Fig. 3 |. Verification that NANPs retain structural integrity upon complexation with Lipofectamine 2000, and of their cellular uptake.

a, Schematic representation of NANPs’ association with L2K, followed by their release upon detergent (Triton X-100) treatment. b, Ethidium bromide (EtBr) total staining native PAGE, indicating formation of NANPs, their complexation with L2K, and successful release upon treatment with Triton X-100. c, NANPs labeled with Alexa Fluor 488 (AF488) form complexes with L2K and retain their structural integrity upon detergent-mediated release. Note that in b and c, NANPs’ complexation with L2K prevents their entering the gel, whereas treatment with Triton X-100 restores NANPs’ electrophoretic mobility. d, Inhibition of NANPs’ inflammatory response due to TLR recognition.

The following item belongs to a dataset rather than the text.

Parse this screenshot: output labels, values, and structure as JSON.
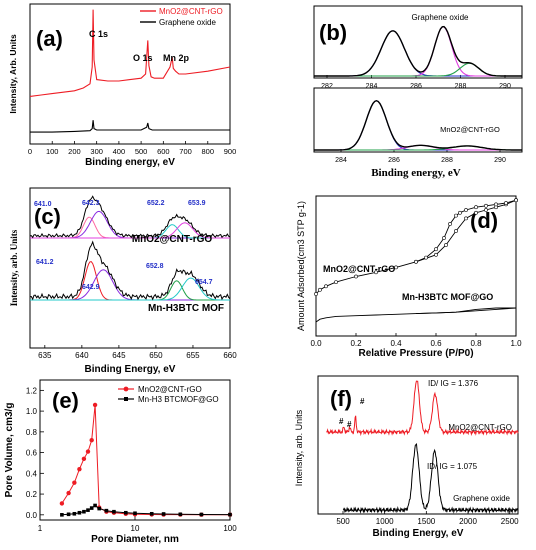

ODN2088 is the oligonucleotide that blocks the function of all endosomal TLRs. Each bar shows a mean response of three independent samples (N) and a standard deviation (N = 3) for each of three donors. e, Inhibition of the inflammatory response due to NANP uptake via scavenger receptor. ODN2216 is an oligonucleotide known to stimulate the IFN response and is used as a positive control; fucoidan, poly-I and dextran are known inhibitors of the scavenger receptor, whereas poly-C and chondroitin are non-specific (i.e., non-inhibitory) controls for poly-I and dextran, respectively. Each bar shows a mean response of three independent samples and a standard deviation (N = 3) for each of three donors. Each sample was tested in duplicate on an ELISA plate (%CV <25). The data used in d and e are reproduced with permission from ref.²⁵, American Chemical Society. ODN2208 is a CpG DNA oligonucleotide with mixed backbone; ODN 2216 is a CpG oligonucleotide and TLR9 agonist; fucoidan is a complex polysaccharide; poly-I is polyinosinic acid; poly-C is polycytidylic acid; chondroitin is a glycosaminoglycan; dextran is a complex branched glucan. D, donor number; ULOQ, upper limit of quantification.